Study: Students Using Cellphones to Cheat


As millions of students prepare to go back to school across America in a few weeks, most of them will be bringing a wave of technology that is becoming a losing battle for teachers and school administrators. The prevalence of smart phones, laptops and other connected devices in classrooms has created a whole new problem for the age-old efforts by teachers to make students sit still, pay attention and not cheat.

According to a new survey of over 1,200 high school students in the U.S. by McAfee Security, use and abuse of technology on campus is rampant. The survey finds one-in-three high schoolers admit to using a smart phone or other electronic device to cheat in class, while six-in-ten are aware of other students using devices to cheat.

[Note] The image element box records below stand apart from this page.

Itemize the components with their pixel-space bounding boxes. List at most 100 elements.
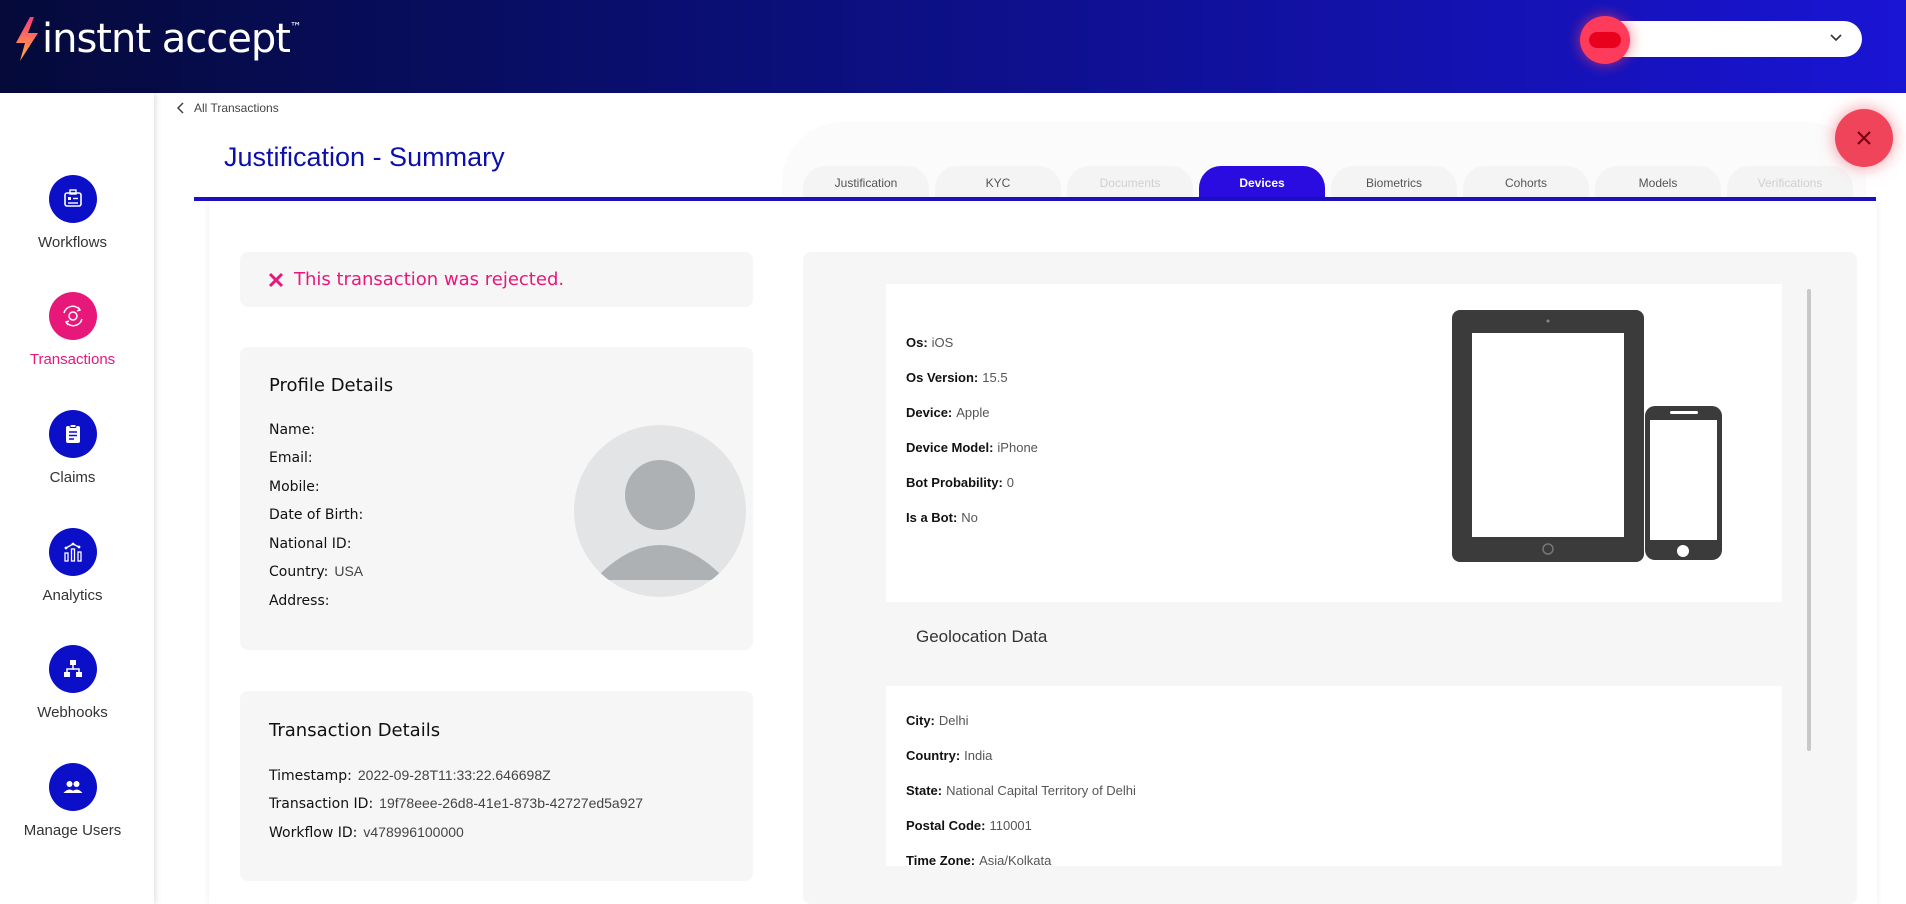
- field-label: Timestamp:: [269, 768, 352, 784]
- transaction-id-row: Transaction ID: 19f78eee-26d8-41e1-873b-4…: [269, 795, 643, 812]
- back-to-transactions-link[interactable]: All Transactions: [176, 101, 279, 115]
- tab-verifications[interactable]: Verifications: [1727, 166, 1853, 200]
- sidebar: Workflows Transactions Claims Analytics …: [0, 93, 154, 904]
- close-button[interactable]: [1835, 109, 1893, 167]
- geo-country-row: Country: India: [906, 748, 992, 763]
- field-value: USA: [334, 563, 364, 579]
- field-label: Country:: [269, 564, 329, 580]
- device-model-row: Device Model: iPhone: [906, 440, 1038, 455]
- field-value: 19f78eee-26d8-41e1-873b-42727ed5a927: [379, 795, 644, 811]
- device-bot-probability-row: Bot Probability: 0: [906, 475, 1014, 490]
- field-label: Date of Birth:: [269, 507, 364, 523]
- field-label: Email:: [269, 450, 313, 466]
- profile-email-row: Email:: [269, 449, 319, 466]
- tab-devices[interactable]: Devices: [1199, 166, 1325, 200]
- page-title: Justification - Summary: [224, 142, 505, 172]
- sidebar-item-manage-users[interactable]: Manage Users: [0, 763, 145, 839]
- transaction-details-title: Transaction Details: [269, 720, 441, 741]
- geo-time-zone-row: Time Zone: Asia/Kolkata: [906, 853, 1051, 866]
- sidebar-item-analytics[interactable]: Analytics: [0, 528, 145, 604]
- devices-scrollbar[interactable]: [1807, 289, 1811, 751]
- transaction-timestamp-row: Timestamp: 2022-09-28T11:33:22.646698Z: [269, 767, 551, 784]
- transaction-details-card: Transaction Details Timestamp: 2022-09-28…: [240, 691, 753, 881]
- geo-postal-code-row: Postal Code: 110001: [906, 818, 1032, 833]
- profile-address-row: Address:: [269, 592, 335, 609]
- tab-models[interactable]: Models: [1595, 166, 1721, 200]
- profile-mobile-row: Mobile:: [269, 478, 326, 495]
- tab-documents[interactable]: Documents: [1067, 166, 1193, 200]
- profile-dob-row: Date of Birth:: [269, 506, 369, 523]
- tab-cohorts[interactable]: Cohorts: [1463, 166, 1589, 200]
- sidebar-item-label: Manage Users: [23, 822, 122, 839]
- device-os-version-row: Os Version: 15.5: [906, 370, 1008, 385]
- field-value: iOS: [931, 335, 954, 350]
- workflow-id-row: Workflow ID: v478996100000: [269, 824, 464, 841]
- field-value: Asia/Kolkata: [979, 853, 1052, 866]
- bolt-icon: [16, 17, 38, 61]
- field-label: Postal Code:: [906, 818, 986, 833]
- sidebar-item-label: Transactions: [29, 351, 116, 368]
- logo-text: instnt accept: [42, 16, 291, 62]
- sidebar-item-label: Analytics: [42, 587, 103, 604]
- field-value: 15.5: [982, 370, 1008, 385]
- top-bar: instnt accept ™: [0, 0, 1906, 93]
- device-is-bot-row: Is a Bot: No: [906, 510, 978, 525]
- field-value: India: [964, 748, 993, 763]
- field-label: Address:: [269, 593, 330, 609]
- field-label: National ID:: [269, 536, 352, 552]
- sidebar-item-label: Claims: [49, 469, 96, 486]
- field-label: Os:: [906, 335, 928, 350]
- account-select[interactable]: [1600, 21, 1862, 57]
- rejected-x-icon: [268, 272, 284, 287]
- geolocation-heading: Geolocation Data: [916, 627, 1048, 646]
- field-value: 110001: [989, 818, 1032, 833]
- workflow-icon: [48, 175, 97, 223]
- rejection-banner: This transaction was rejected.: [240, 252, 753, 307]
- device-device-row: Device: Apple: [906, 405, 990, 420]
- chevron-left-icon: [176, 102, 184, 114]
- device-os-row: Os: iOS: [906, 335, 953, 350]
- field-label: Mobile:: [269, 479, 320, 495]
- field-label: Device:: [906, 405, 953, 420]
- app-logo[interactable]: instnt accept ™: [12, 14, 302, 64]
- account-avatar-button[interactable]: [1580, 16, 1630, 64]
- tab-justification[interactable]: Justification: [803, 166, 929, 200]
- tab-kyc[interactable]: KYC: [935, 166, 1061, 200]
- rejection-message: This transaction was rejected.: [294, 269, 565, 290]
- profile-country-row: Country: USA: [269, 563, 363, 580]
- field-value: 2022-09-28T11:33:22.646698Z: [357, 767, 551, 783]
- sidebar-item-workflows[interactable]: Workflows: [0, 175, 145, 251]
- field-label: Bot Probability:: [906, 475, 1003, 490]
- field-label: Time Zone:: [906, 853, 976, 866]
- transactions-icon: [48, 292, 97, 340]
- field-label: Workflow ID:: [269, 825, 358, 841]
- analytics-icon: [48, 528, 97, 576]
- clipboard-icon: [48, 410, 97, 458]
- field-value: Apple: [956, 405, 990, 420]
- sidebar-item-claims[interactable]: Claims: [0, 410, 145, 486]
- close-icon: [1857, 131, 1871, 145]
- logo-trademark: ™: [289, 20, 302, 34]
- field-value: 0: [1006, 475, 1015, 490]
- profile-national-id-row: National ID:: [269, 535, 357, 552]
- sidebar-item-label: Workflows: [38, 234, 107, 251]
- field-label: Country:: [906, 748, 961, 763]
- sidebar-item-webhooks[interactable]: Webhooks: [0, 645, 145, 721]
- user-silhouette-icon: [594, 460, 726, 580]
- tablet-phone-illustration: [1452, 310, 1722, 562]
- field-label: State:: [906, 783, 943, 798]
- tab-biometrics[interactable]: Biometrics: [1331, 166, 1457, 200]
- geo-state-row: State: National Capital Territory of Delh…: [906, 783, 1136, 798]
- field-label: Name:: [269, 422, 316, 438]
- profile-details-title: Profile Details: [269, 375, 394, 396]
- back-link-label: All Transactions: [194, 101, 279, 115]
- field-value: No: [961, 510, 978, 525]
- chevron-down-icon: [1830, 34, 1842, 42]
- field-label: Transaction ID:: [269, 796, 374, 812]
- geo-city-row: City: Delhi: [906, 713, 969, 728]
- sidebar-item-label: Webhooks: [37, 704, 108, 721]
- field-value: iPhone: [997, 440, 1038, 455]
- sidebar-item-transactions[interactable]: Transactions: [0, 292, 145, 368]
- field-value: Delhi: [938, 713, 969, 728]
- field-label: City:: [906, 713, 935, 728]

In addition, 31-percent of high school students have been able to thwart security restrictions to access banned content or sites in the classroom.

The results are not necessarily surprising, considering the growing attachment between people and connected devices. Gary Davis, Chief Consumer Security Evangelist with McAfee, says use of social media is perhaps the biggest challenge in trying to keep students alert in class. "The distraction factor of social media, I think is the thing that we have to kind of double-click on as a society," he tells KTRH. "What can we be doing as school administrators, teachers, parents, to work with our kids to understand there's a time to interact with social media and there's a time to be focused on your studies, and you need to understand that distinction."

There is no easy solution for the out-of-control use of technology by today's young generation, but Davis believes adults must be proactive and take the issue seriously. "It really has to be a combination of teachers working with parents to have an ongoing dialogue with their kids," he says. "I think that is the most important thing we can be doing today to help curb some of these bad behaviors like cyberbullying, using your devices for cheating, and things like that."